The. Moonveil. Codex.
Riley read the words again, half hoping the letters would shuffle themselves into something less catastrophic, like "Moonveil Cookbook Stolen: Legendary Pancake Recipe Missing." But no, there it was in plain text: Codex. Not cookbook
. Codex.
He exhaled slowly, shoulders stiff.
That thing was no ordinary tome.
Written during the First Rune Era, it was the culmination of the elves’ attempt to bind natural law itself into script.
Even back in his university days, Riley had studied fragments and references to it in comparative linguistics and artifact theory. Professors always warned that proto-runes were not simply letters. They were symbols of raw power—anchors of meaning capable of redefining magical limits.
His skin prickled as he remembered footnotes buried in old texts, the kind of lines that made even scholars uneasy: a single untested rune could invert cause and effect, untether time from sequence, or silence the very growth of matter. The Codex was more than an artifact. It was a manual for rewriting existence.
That was why it had never been allowed outside Silvara, safeguarded under oath by the ruling family for millennia. Its presence was a reminder of both elven ambition and elven restraint.
And now someone had stolen it.
Riley’s breath caught. For most, the Codex might look like a shimmering relic, translucent pages that glowed faintly in moonlight. Something to admire from behind glass.
But he knew better.
After working for the Ministry, he’d learned why rumors were rumors to these magical creatures.

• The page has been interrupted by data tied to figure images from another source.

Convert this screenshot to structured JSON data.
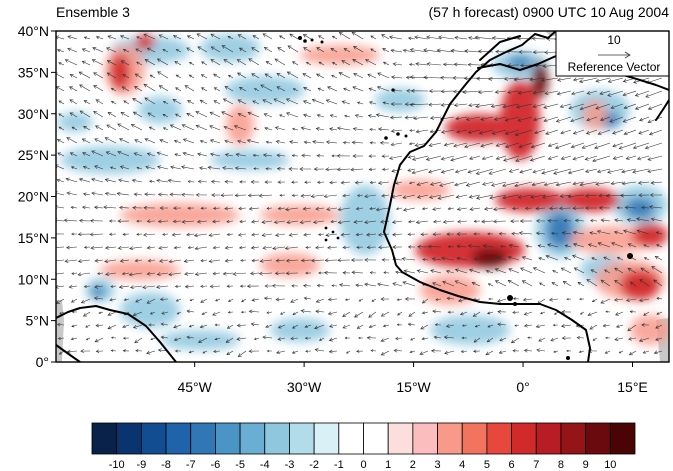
{
  "title_left": "Ensemble 3",
  "title_right": "(57 h forecast) 0900 UTC 10 Aug 2004",
  "reference_vector": {
    "magnitude": "10",
    "label": "Reference Vector"
  },
  "map": {
    "lon_range": [
      -64,
      20
    ],
    "lat_range": [
      0,
      40
    ],
    "lat_labels": [
      {
        "value": 40,
        "text": "40°N"
      },
      {
        "value": 35,
        "text": "35°N"
      },
      {
        "value": 30,
        "text": "30°N"
      },
      {
        "value": 25,
        "text": "25°N"
      },
      {
        "value": 20,
        "text": "20°N"
      },
      {
        "value": 15,
        "text": "15°N"
      },
      {
        "value": 10,
        "text": "10°N"
      },
      {
        "value": 5,
        "text": "5°N"
      },
      {
        "value": 0,
        "text": "0°"
      }
    ],
    "lon_labels": [
      {
        "value": -45,
        "text": "45°W"
      },
      {
        "value": -30,
        "text": "30°W"
      },
      {
        "value": -15,
        "text": "15°W"
      },
      {
        "value": 0,
        "text": "0°"
      },
      {
        "value": 15,
        "text": "15°E"
      }
    ]
  },
  "colorbar": {
    "ticks": [
      "-10",
      "-9",
      "-8",
      "-7",
      "-6",
      "-5",
      "-4",
      "-3",
      "-2",
      "-1",
      "0",
      "1",
      "2",
      "3",
      "4",
      "5",
      "6",
      "7",
      "8",
      "9",
      "10"
    ],
    "colors": [
      "#08224a",
      "#0a3470",
      "#124d92",
      "#1f64ab",
      "#3077b6",
      "#4a94c6",
      "#6aaed4",
      "#8ec7de",
      "#b2dcea",
      "#daf0f7",
      "#ffffff",
      "#ffffff",
      "#fcdede",
      "#fbbdbd",
      "#f8998a",
      "#f2735e",
      "#e8483c",
      "#d2292b",
      "#b81c24",
      "#941418",
      "#6b0a0e",
      "#4a0406"
    ]
  },
  "colors": {
    "land_coast": "#000000",
    "missing": "#c8c8c8",
    "vector": "#333333"
  }
}
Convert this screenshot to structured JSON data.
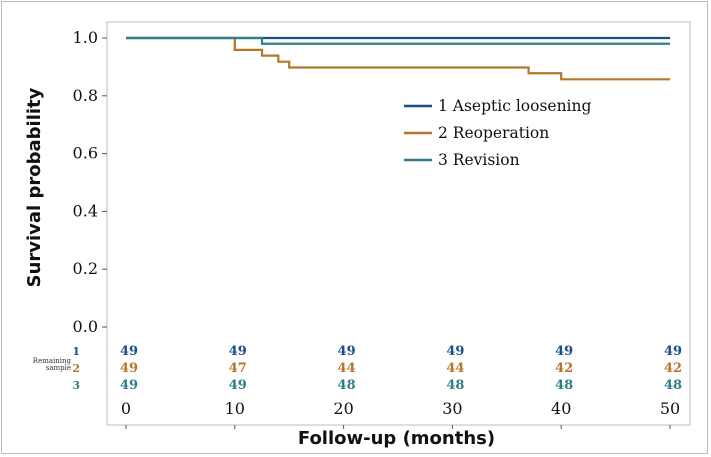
{
  "chart_data": {
    "type": "line",
    "title": "",
    "xlabel": "Follow-up (months)",
    "ylabel": "Survival probability",
    "xlim": [
      0,
      50
    ],
    "ylim": [
      0,
      1
    ],
    "x_ticks": [
      "0",
      "10",
      "20",
      "30",
      "40",
      "50"
    ],
    "y_ticks": [
      "0.0",
      "0.2",
      "0.4",
      "0.6",
      "0.8",
      "1.0"
    ],
    "legend_position": "right",
    "series": [
      {
        "id": "1",
        "name": "1 Aseptic loosening",
        "color": "#1a4f8a",
        "steps": [
          [
            0,
            1.0
          ],
          [
            50,
            1.0
          ]
        ]
      },
      {
        "id": "2",
        "name": "2 Reoperation",
        "color": "#b5762a",
        "steps": [
          [
            0,
            1.0
          ],
          [
            10,
            0.959
          ],
          [
            12.5,
            0.939
          ],
          [
            14,
            0.918
          ],
          [
            15,
            0.898
          ],
          [
            37,
            0.878
          ],
          [
            40,
            0.857
          ],
          [
            50,
            0.857
          ]
        ]
      },
      {
        "id": "3",
        "name": "3 Revision",
        "color": "#2f7f86",
        "steps": [
          [
            0,
            1.0
          ],
          [
            12.5,
            0.98
          ],
          [
            50,
            0.98
          ]
        ]
      }
    ],
    "risk_table": {
      "label": [
        "Remaining",
        "sample"
      ],
      "times": [
        0,
        10,
        20,
        30,
        40,
        50
      ],
      "rows": [
        {
          "id": "1",
          "values": [
            "49",
            "49",
            "49",
            "49",
            "49",
            "49"
          ]
        },
        {
          "id": "2",
          "values": [
            "49",
            "47",
            "44",
            "44",
            "42",
            "42"
          ]
        },
        {
          "id": "3",
          "values": [
            "49",
            "49",
            "48",
            "48",
            "48",
            "48"
          ]
        }
      ]
    }
  }
}
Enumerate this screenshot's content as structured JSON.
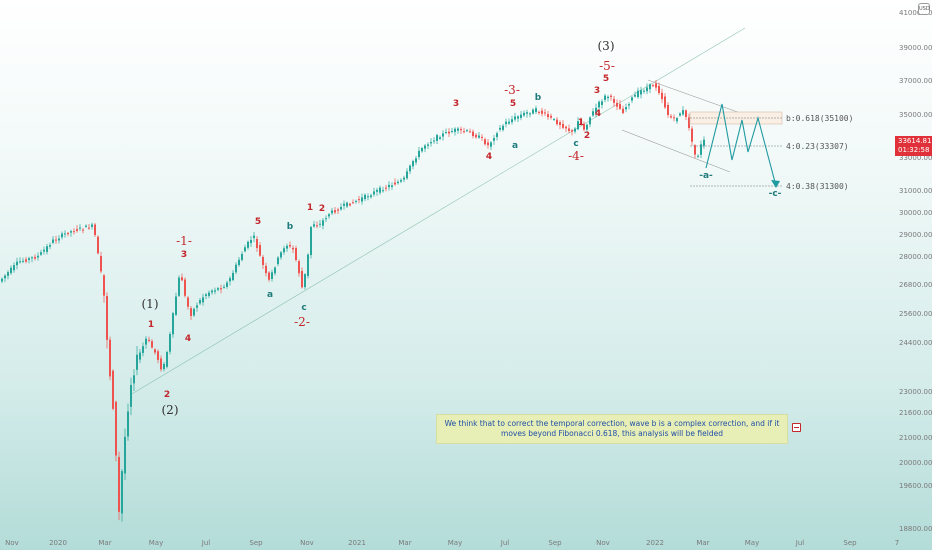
{
  "chart_data": {
    "type": "candlestick",
    "instrument_currency": "USD",
    "current_price": "33614.81",
    "countdown": "01:32:58",
    "y_axis": {
      "ticks": [
        "41000.00",
        "39000.00",
        "37000.00",
        "35000.00",
        "33000.00",
        "31000.00",
        "30000.00",
        "29000.00",
        "28000.00",
        "26800.00",
        "25600.00",
        "24400.00",
        "23000.00",
        "21600.00",
        "21000.00",
        "20000.00",
        "19600.00",
        "18800.00"
      ]
    },
    "x_axis": {
      "ticks": [
        "Nov",
        "2020",
        "Mar",
        "May",
        "Jul",
        "Sep",
        "Nov",
        "2021",
        "Mar",
        "May",
        "Jul",
        "Sep",
        "Nov",
        "2022",
        "Mar",
        "May",
        "Jul",
        "Sep",
        "7"
      ]
    },
    "fib_levels": [
      {
        "label": "b:0.618(35100)",
        "value": 35100
      },
      {
        "label": "4:0.23(33307)",
        "value": 33307
      },
      {
        "label": "4:0.38(31300)",
        "value": 31300
      }
    ],
    "wave_labels": [
      {
        "text": "(1)",
        "style": "dark"
      },
      {
        "text": "1",
        "style": "red"
      },
      {
        "text": "2",
        "style": "red"
      },
      {
        "text": "(2)",
        "style": "dark"
      },
      {
        "text": "-1-",
        "style": "red-big"
      },
      {
        "text": "3",
        "style": "red"
      },
      {
        "text": "4",
        "style": "red"
      },
      {
        "text": "5",
        "style": "red"
      },
      {
        "text": "a",
        "style": "teal"
      },
      {
        "text": "b",
        "style": "teal"
      },
      {
        "text": "c",
        "style": "teal"
      },
      {
        "text": "-2-",
        "style": "red-big"
      },
      {
        "text": "1",
        "style": "red"
      },
      {
        "text": "2",
        "style": "red"
      },
      {
        "text": "3",
        "style": "red"
      },
      {
        "text": "4",
        "style": "red"
      },
      {
        "text": "-3-",
        "style": "red-big"
      },
      {
        "text": "5",
        "style": "red"
      },
      {
        "text": "a",
        "style": "teal"
      },
      {
        "text": "b",
        "style": "teal"
      },
      {
        "text": "c",
        "style": "teal"
      },
      {
        "text": "-4-",
        "style": "red-big"
      },
      {
        "text": "1",
        "style": "red"
      },
      {
        "text": "2",
        "style": "red"
      },
      {
        "text": "3",
        "style": "red"
      },
      {
        "text": "4",
        "style": "red"
      },
      {
        "text": "5",
        "style": "red"
      },
      {
        "text": "-5-",
        "style": "red-big"
      },
      {
        "text": "(3)",
        "style": "dark"
      },
      {
        "text": "-a-",
        "style": "teal"
      },
      {
        "text": "-c-",
        "style": "teal"
      }
    ],
    "note": "We think that to correct the temporal correction, wave b is a complex correction, and if it moves beyond Fibonacci 0.618, this analysis will be fielded",
    "colors": {
      "up": "#26a69a",
      "down": "#ef5350",
      "wave_red": "#c3262b",
      "wave_teal": "#1f7c7c",
      "price_badge": "#e0313a",
      "note_bg": "#e8efb6",
      "note_text": "#1f4ea8"
    }
  }
}
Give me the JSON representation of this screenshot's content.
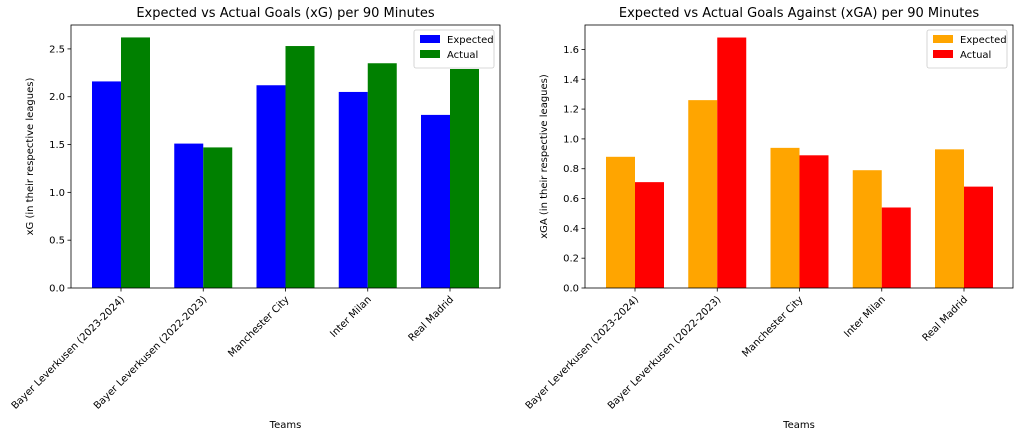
{
  "chart_data": [
    {
      "type": "bar",
      "title": "Expected vs Actual Goals (xG) per 90 Minutes",
      "xlabel": "Teams",
      "ylabel": "xG (in their respective leagues)",
      "categories": [
        "Bayer Leverkusen (2023-2024)",
        "Bayer Leverkusen (2022-2023)",
        "Manchester City",
        "Inter Milan",
        "Real Madrid"
      ],
      "series": [
        {
          "name": "Expected",
          "color": "#0000ff",
          "values": [
            2.16,
            1.51,
            2.12,
            2.05,
            1.81
          ]
        },
        {
          "name": "Actual",
          "color": "#008000",
          "values": [
            2.62,
            1.47,
            2.53,
            2.35,
            2.29
          ]
        }
      ],
      "ylim": [
        0,
        2.75
      ],
      "yticks": [
        "0.0",
        "0.5",
        "1.0",
        "1.5",
        "2.0",
        "2.5"
      ],
      "grid": false,
      "legend": "top-right"
    },
    {
      "type": "bar",
      "title": "Expected vs Actual Goals Against (xGA) per 90 Minutes",
      "xlabel": "Teams",
      "ylabel": "xGA (in their respective leagues)",
      "categories": [
        "Bayer Leverkusen (2023-2024)",
        "Bayer Leverkusen (2022-2023)",
        "Manchester City",
        "Inter Milan",
        "Real Madrid"
      ],
      "series": [
        {
          "name": "Expected",
          "color": "#ffa500",
          "values": [
            0.88,
            1.26,
            0.94,
            0.79,
            0.93
          ]
        },
        {
          "name": "Actual",
          "color": "#ff0000",
          "values": [
            0.71,
            1.68,
            0.89,
            0.54,
            0.68
          ]
        }
      ],
      "ylim": [
        0,
        1.764
      ],
      "yticks": [
        "0.0",
        "0.2",
        "0.4",
        "0.6",
        "0.8",
        "1.0",
        "1.2",
        "1.4",
        "1.6"
      ],
      "grid": false,
      "legend": "top-right"
    }
  ]
}
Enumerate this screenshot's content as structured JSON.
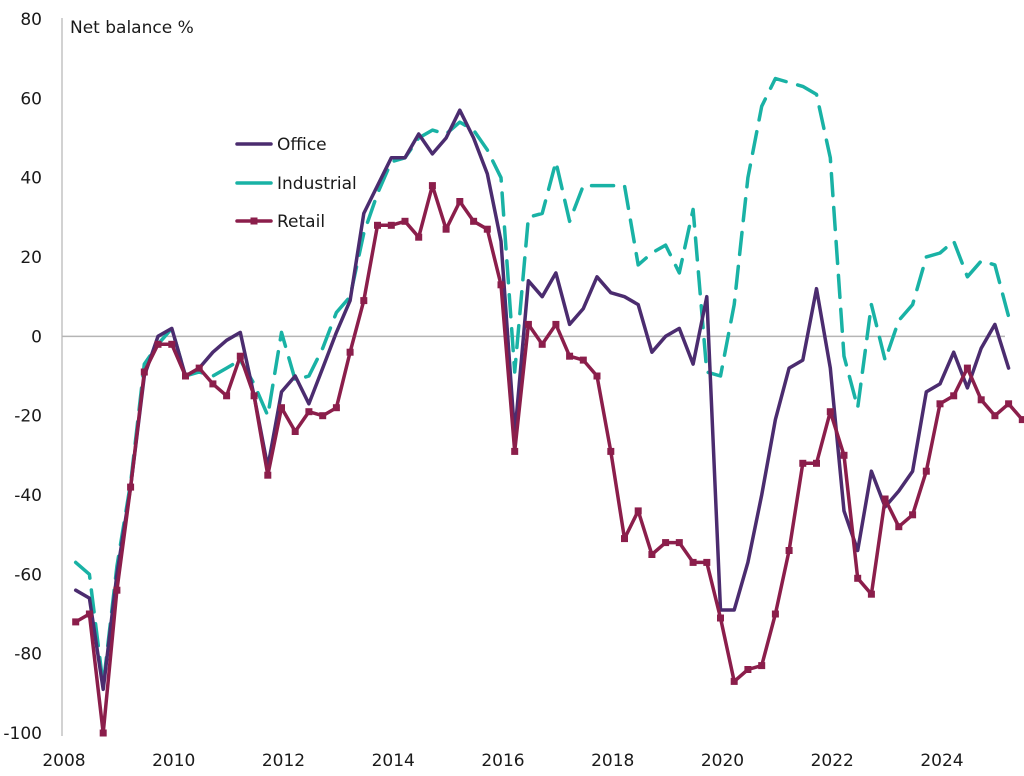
{
  "chart_data": {
    "type": "line",
    "title": "",
    "ylabel": "Net balance %",
    "xlabel": "",
    "ylim": [
      -100,
      80
    ],
    "xlim": [
      2008,
      2025.8
    ],
    "yticks": [
      80,
      60,
      40,
      20,
      0,
      -20,
      -40,
      -60,
      -80,
      -100
    ],
    "xticks": [
      2008,
      2010,
      2012,
      2014,
      2016,
      2018,
      2020,
      2022,
      2024
    ],
    "zero_line": true,
    "grid": false,
    "legend": {
      "position": "upper-left-inside"
    },
    "x_start": 2008.25,
    "x_step": 0.25,
    "series": [
      {
        "name": "Office",
        "color": "#4B2C6F",
        "style": "solid",
        "marker": "none",
        "values": [
          -64,
          -66,
          -89,
          -60,
          -38,
          -10,
          0,
          2,
          -10,
          -8,
          -4,
          -1,
          1,
          -15,
          -33,
          -14,
          -10,
          -17,
          -8,
          1,
          9,
          31,
          38,
          45,
          45,
          51,
          46,
          50,
          57,
          50,
          41,
          24,
          -25,
          14,
          10,
          16,
          3,
          7,
          15,
          11,
          10,
          8,
          -4,
          0,
          2,
          -7,
          10,
          -69,
          -69,
          -57,
          -40,
          -21,
          -8,
          -6,
          12,
          -8,
          -44,
          -54,
          -34,
          -43,
          -39,
          -34,
          -14,
          -12,
          -4,
          -13,
          -3,
          3,
          -8
        ]
      },
      {
        "name": "Industrial",
        "color": "#19B2A5",
        "style": "dashed",
        "marker": "none",
        "values": [
          -57,
          -60,
          -88,
          -58,
          -37,
          -7,
          -2,
          2,
          -10,
          -9,
          -10,
          -8,
          -6,
          -12,
          -20,
          1,
          -11,
          -10,
          -3,
          6,
          10,
          26,
          36,
          44,
          45,
          50,
          52,
          51,
          54,
          52,
          47,
          40,
          -9,
          30,
          31,
          44,
          29,
          38,
          38,
          38,
          38,
          18,
          21,
          23,
          16,
          32,
          -9,
          -10,
          8,
          40,
          58,
          65,
          64,
          63,
          61,
          45,
          -5,
          -18,
          8,
          -6,
          4,
          8,
          20,
          21,
          24,
          15,
          19,
          18,
          5
        ]
      },
      {
        "name": "Retail",
        "color": "#8B1E4B",
        "style": "solid",
        "marker": "square",
        "values": [
          -72,
          -70,
          -100,
          -64,
          -38,
          -9,
          -2,
          -2,
          -10,
          -8,
          -12,
          -15,
          -5,
          -15,
          -35,
          -18,
          -24,
          -19,
          -20,
          -18,
          -4,
          9,
          28,
          28,
          29,
          25,
          38,
          27,
          34,
          29,
          27,
          13,
          -29,
          3,
          -2,
          3,
          -5,
          -6,
          -10,
          -29,
          -51,
          -44,
          -55,
          -52,
          -52,
          -57,
          -57,
          -71,
          -87,
          -84,
          -83,
          -70,
          -54,
          -32,
          -32,
          -19,
          -30,
          -61,
          -65,
          -41,
          -48,
          -45,
          -34,
          -17,
          -15,
          -8,
          -16,
          -20,
          -17,
          -21
        ]
      }
    ]
  }
}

And this time, they said it could alter physical constants. Gravity. Light. Growth. Decay.
As a human, maybe no one expected him to care much about leyline flows. But he absolutely cared about gravity. He cared about light. He cared about growth and decay, because the moment those things were tampered with, his very mortal body would be the first to notice. Worse still, he cared about the political chaos that would ripple outward and, without fail, land squarely on his desk.
Sure enough, this was not just a disaster. This was the kind of disaster that made entire continents lose sleep.
Those were the long-term implications, though. What they were facing right this moment was something just as bad.
"My Lord," Lyra said, her voice stiff with tension, "House Elowen put the entirety of Silvara on lockdown effective immediately."
"!!!"
Riley nearly dropped the parchment. "You’re kidding me."
But no. The article confirmed it word for word. Only with the express permission of the High Lord and Lady could anyone enter or exit Silvara. All portals, gates, and leyline crossings had been sealed with warding runes.
His mouth went dry as he skimmed further. Foreign envoys hadn’t even been given the time to be recalled or expelled. They were now trapped inside. And elves traveling abroad? Barred from returning home until further notice.
Riley leaned back in his chair, staring at the ceiling in mute horror. "So the elves just slammed the door, bolted it shut, and announced no one gets in or out? Fantastic. Nothing like an international hostage situation to really brighten the day!"